The final string should look like this:
2008-02-06,8:00 AM,14.0,6.0,59,1027,-9999.0,West,6.9,-,N/A,N/A,N/A,Clear\n
2008-02-06,9:00 AM,16,6,40,1028,12,WNW,10.4,,N/A,,N/A,N/A,N/A,N/A,N/A\n
EDIT: Note that you could open a filehandle to the data string and let readline deal with line endings:
#!/usr/bin/perl
use strict; use warnings;
use autodie;
my $str = <<EO_DATA;
2008-02-06,8:00 AM,14.0,6.0,59,1027,-9999.0,West,6.9,-,N/A,,Clear
2008-02-06,9:00 AM,16,6,40,1028,12,WNW,10.4,,,,
EO_DATA
open my $str_h, '<', \$str;
while(my $row = <$str_h>) {
chomp $row;
print join(',',
map { length $_ ? $_ : 'N/A'} split /,/, $row, -1
), "\n";
}
Output:
E:\Home> t.pl
2008-02-06,8:00 AM,14.0,6.0,59,1027,-9999.0,West,6.9,-,N/A,N/A,Clear
2008-02-06,9:00 AM,16,6,40,1028,12,WNW,10.4,N/A,N/A,N/A,N/A
You can also use:
pos $str -= 1 while $str =~ s{,(,|\n)}{,N/A$1}g;
Explanation: When s/// finds a ,, and replaces it with ,N/A, it has already moved to the character after the last comma.

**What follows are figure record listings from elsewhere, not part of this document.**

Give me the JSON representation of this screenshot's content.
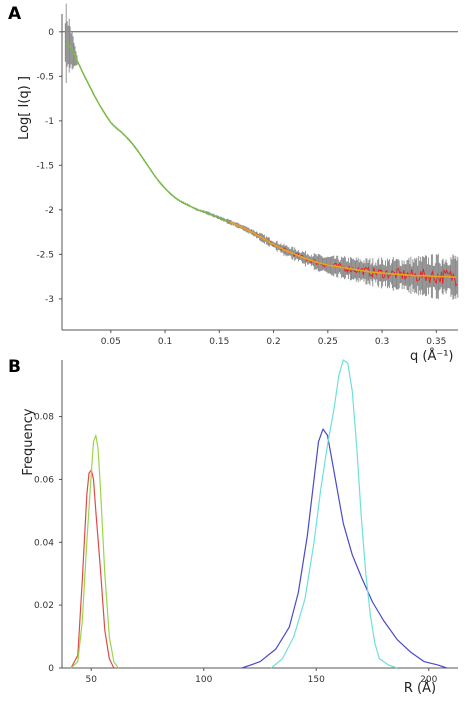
{
  "chart_data": [
    {
      "panel_label": "A",
      "type": "line",
      "xlabel": "q (Å⁻¹)",
      "ylabel": "Log[ I(q) ]",
      "xlim": [
        0.005,
        0.37
      ],
      "ylim": [
        -3.35,
        0.2
      ],
      "xticks": [
        0.05,
        0.1,
        0.15,
        0.2,
        0.25,
        0.3,
        0.35
      ],
      "xtick_labels": [
        "0.05",
        "0.1",
        "0.15",
        "0.2",
        "0.25",
        "0.3",
        "0.35"
      ],
      "yticks": [
        0,
        -0.5,
        -1,
        -1.5,
        -2,
        -2.5,
        -3
      ],
      "ytick_labels": [
        "0",
        "-0.5",
        "-1",
        "-1.5",
        "-2",
        "-2.5",
        "-3"
      ],
      "reference_line": 0,
      "curve": {
        "x": [
          0.008,
          0.012,
          0.016,
          0.02,
          0.025,
          0.03,
          0.035,
          0.04,
          0.045,
          0.05,
          0.055,
          0.06,
          0.065,
          0.07,
          0.075,
          0.08,
          0.085,
          0.09,
          0.095,
          0.1,
          0.105,
          0.11,
          0.115,
          0.12,
          0.125,
          0.13,
          0.14,
          0.15,
          0.16,
          0.17,
          0.18,
          0.19,
          0.2,
          0.21,
          0.22,
          0.23,
          0.24,
          0.25,
          0.26,
          0.27,
          0.28,
          0.29,
          0.3,
          0.31,
          0.32,
          0.33,
          0.34,
          0.35,
          0.36,
          0.37
        ],
        "y": [
          -0.12,
          -0.16,
          -0.25,
          -0.35,
          -0.48,
          -0.6,
          -0.72,
          -0.83,
          -0.93,
          -1.02,
          -1.08,
          -1.13,
          -1.19,
          -1.26,
          -1.34,
          -1.43,
          -1.52,
          -1.61,
          -1.69,
          -1.76,
          -1.82,
          -1.87,
          -1.91,
          -1.94,
          -1.97,
          -2.0,
          -2.04,
          -2.09,
          -2.14,
          -2.19,
          -2.25,
          -2.32,
          -2.39,
          -2.45,
          -2.5,
          -2.55,
          -2.59,
          -2.62,
          -2.64,
          -2.66,
          -2.68,
          -2.7,
          -2.71,
          -2.72,
          -2.73,
          -2.74,
          -2.74,
          -2.75,
          -2.75,
          -2.76
        ]
      },
      "series_colors": {
        "data_error": "#8a8a8a",
        "data": "#e8201c",
        "fit_1": "#74c043",
        "fit_2": "#f0a020"
      }
    },
    {
      "panel_label": "B",
      "type": "line",
      "xlabel": "R (Å)",
      "ylabel": "Frequency",
      "xlim": [
        37,
        213
      ],
      "ylim": [
        0,
        0.098
      ],
      "xticks": [
        50,
        100,
        150,
        200
      ],
      "xtick_labels": [
        "50",
        "100",
        "150",
        "200"
      ],
      "yticks": [
        0,
        0.02,
        0.04,
        0.06,
        0.08
      ],
      "ytick_labels": [
        "0",
        "0.02",
        "0.04",
        "0.06",
        "0.08"
      ],
      "series": [
        {
          "color": "#e04a4a",
          "x": [
            41,
            44,
            46,
            48,
            49,
            50,
            51,
            52,
            54,
            56,
            58,
            60
          ],
          "y": [
            0,
            0.004,
            0.028,
            0.055,
            0.062,
            0.063,
            0.06,
            0.05,
            0.032,
            0.012,
            0.003,
            0
          ]
        },
        {
          "color": "#9ad64a",
          "x": [
            41,
            44,
            46,
            48,
            50,
            51,
            52,
            53,
            54,
            56,
            58,
            60,
            62
          ],
          "y": [
            0,
            0.002,
            0.015,
            0.04,
            0.062,
            0.072,
            0.074,
            0.07,
            0.058,
            0.03,
            0.01,
            0.002,
            0
          ]
        },
        {
          "color": "#4a4ac8",
          "x": [
            117,
            125,
            132,
            138,
            142,
            146,
            149,
            151,
            153,
            155,
            158,
            162,
            166,
            170,
            175,
            180,
            186,
            192,
            198,
            204,
            208
          ],
          "y": [
            0,
            0.002,
            0.006,
            0.013,
            0.024,
            0.042,
            0.06,
            0.072,
            0.076,
            0.074,
            0.062,
            0.046,
            0.036,
            0.029,
            0.021,
            0.015,
            0.009,
            0.005,
            0.002,
            0.001,
            0
          ]
        },
        {
          "color": "#6fe0d8",
          "x": [
            130,
            135,
            140,
            145,
            149,
            152,
            155,
            158,
            160,
            162,
            164,
            166,
            168,
            170,
            172,
            174,
            176,
            178,
            182,
            186
          ],
          "y": [
            0,
            0.003,
            0.01,
            0.022,
            0.04,
            0.057,
            0.071,
            0.083,
            0.093,
            0.098,
            0.097,
            0.088,
            0.07,
            0.048,
            0.03,
            0.017,
            0.008,
            0.003,
            0.001,
            0
          ]
        }
      ]
    }
  ]
}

So, it will miss some consecutive commas if you only use
$str =~ s{,(,|\n)}{,N/A$1}g;
Therefore, I used a loop to move pos $str back by a character after each successful substitution.
Now, as #ysth shows:
$str =~ s!,(?=[,\n])!,N/A!g;
would make the while unnecessary.
I couldn't quite make out what you were trying to do in your lookbehind example, but I suspect you are suffering from a precedence error there, and that everything after the lookbehind should be enclosed in a (?: ... ) so the | doesn't avoid doing the lookbehind.
Starting from scratch, what you are trying to do sounds pretty simple: place N/A after a comma if it is followed by another comma or a newline:
s!,(?=[,\n])!,N/A!g;
Example:
my $rawData = "2008-02-06,8:00 AM,14.0,6.0,59,1027,-9999.0,West,6.9,-,N/A,,Clear\n2008-02-06,9:00 AM,16,6,40,1028,12,WNW,10.4,,,,\n";
use Data::Dumper;
$Data::Dumper::Useqq = $Data::Dumper::Terse = 1;
print Dumper($rawData);
$rawData =~ s!,(?=[,\n])!,N/A!g;
print Dumper($rawData);
Output:
"2008-02-06,8:00 AM,14.0,6.0,59,1027,-9999.0,West,6.9,-,N/A,,Clear\n2008-02-06,9:00 AM,16,6,40,1028,12,WNW,10.4,,,,\n"
"2008-02-06,8:00 AM,14.0,6.0,59,1027,-9999.0,West,6.9,-,N/A,N/A,Clear\n2008-02-06,9:00 AM,16,6,40,1028,12,WNW,10.4,N/A,N/A,N/A,N/A\n"
You could search for
(?<=,)(?=,|$)
and replace that with N/A.
This regex matches the (empty) space between two commas or between a comma and end of line.
The quick and dirty hack version:
my $rawData = "2008-02-06,8:00 AM,14.0,6.0,59,1027,-9999.0,West,6.9,-,N/A,,Clear
2008-02-06,9:00 AM,16,6,40,1028,12,WNW,10.4,,,,\n";
while ($rawData =~ s/,,/,N\/A,/g) {};
print $rawData;
Not the fastest code, but the shortest. It should loop through at max twice.
Not a regex, but not too complicated either:
$string = join ",", map{$_ eq "" ? "N/A" : $_} split (/,/, $string,-1);
The ,-1 is needed at the end to force split to include any empty fields at the end of the string.